- I never want to have nine kids. Not that I thought I’d want nine kids anyway, five is plenty thankyouverymuch, but now I really know nine is just out of the question.
- If you are to be caring for nine children, have a lot of structure planned for the day. An absence of planning and structure will have you lying in bed at night wondering where the best place would be to hang yourself.
- Don’t count on homeschool as being one of those structured activities unless everyone is the same age, or at least very, very close.
- I need to do a better job of teaching my oldest two how to clean; and not just how to clean, but how to understand that, as part of a family, it is something they just need to do without feeling all put upon and abused. Especially when there are a total of nine children and the dishes pile up quickly. How does one teach children that they just need to contribute and not cry and pout about it, anyway?
- When trying to come up with lunch for nine children aged 10 months to 11 years, four boxes of Kraft Macaroni and Cheese come in real handy. Granted, a couple boxes of whole wheat pasta and some real cheese would have been equally handy, but, alas, I didn’t have access to my own kitchen.
- When your sister has four kids and needs some help with them following a car accident, and you have five kids but want to help . . . well, you will probably quickly hit what the business folks call “the point of diminishing returns.” You will hit it rather quickly if you have no structure and plan for the day. Geesh.
- When you get a plan for the next day? When you wake up and start off the day with some structure and things are going pretty darned well? Your father, who spends most of his working day watching movies and tracking the weather (neither of which he is paid to do, but when there is nothing else to do at work . . .) will call to tell you that your neck of the woods is under a winter storm warning and if you don’t want to be stuck for more days than you planned on staying, you might want to head home SOON.
- Peanut butter play dough will keep seven out of nine children happily occupied long enough for you to haphazardly throw six people’s worth of clothes and toiletries into your luggage and then the back of your Suburban. You will only forget to pack: one pair of tennis shoes, a pad of construction paper, your leftover play dough ingredients, the toddler’s heaviest winter coat, a couple of glue sticks, and the case of ammo your father purchased for your husband.
- Quinn can talk if he wants to. Today, as I was heading out to brave the snowstorm because I forgot to buy diapers on my way home yesterday (of all things to forget! I had a truck full of groceries that could have kept us alive for a week had we gotten stuck in the snow, but no diapers!) Where was I? Yes . . . as I was heading out to buy diapers in a snowstorm, Quinn looked a me, waved, and said clear as day, “Bye!”

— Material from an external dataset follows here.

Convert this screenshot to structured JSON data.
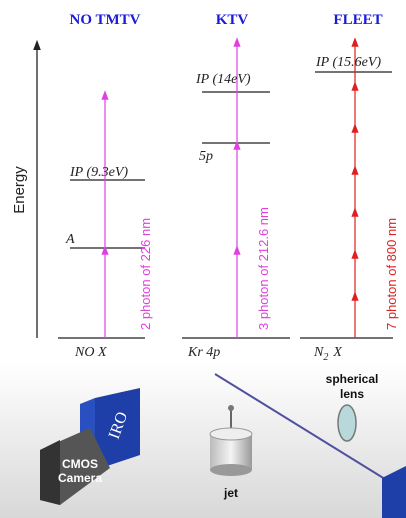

- There is a dog out there who looks exactly like our chow mix who died just before Christmas. This one is female, but she is identical. When I saw the picture I cried and made my husband call the rescue organization that has her, even though she isn’t even in our state. Now, I know what you’re thinking. You’re thinking, “But Elaine, you said you’d never have three dogs again. What are you doing on petfinder.com?” To that I can only say: shut up.
What the frap?!?! Can I just say? I’m getting rather tired of all the grunting, and knowing he can say words . . . well, it doesn’t help. He understands everything, but frequently just ignores me and almost never uses words. As my sister said yesterday when I told him to come over to where I was so I could put his pants on him, “Did you see the look he gave you? If that kid knew how to flip you the bird I’m pretty sure he just would have.” Yes indeed.
And this morning? The older four were in the living room practicing a song they are doing (A~ is accompanying the other three on the piano) at a baptism tomorrow. Quinn was in there banging on the keys and just getting in the way in general, so I scooped him up and carried him out of the room. As we were walking into the kitchen I said, “They are trying to sing a song. If you want to be in there with them you have to sing, too; but to sing, you have to use actual words.” And then? He gave me this sidelong look that totally said, “Lady, it ain’t gonna work. Neener neener neener. Now give it up already.” Seriously.
But every now and then? He forgets his apparent vow of silence and will say dadda or mamma, or something that sounds like he is trying to say L~’s name. The other day I swear he said, “Love you.” Every now and then he’ll say yeah. But the other 99.99999999999999% of the time? Point and grunt. Or pull my hand and grunt. Or just grunt. When he does say a word? He gets this look on his face like, “Oh crap, I forgot. I’m not supposed to talk in front of the big people. Now they’ll expect it of me.”
And George, if you’re out there, Tewt the Newt is buried in about a foot of snow.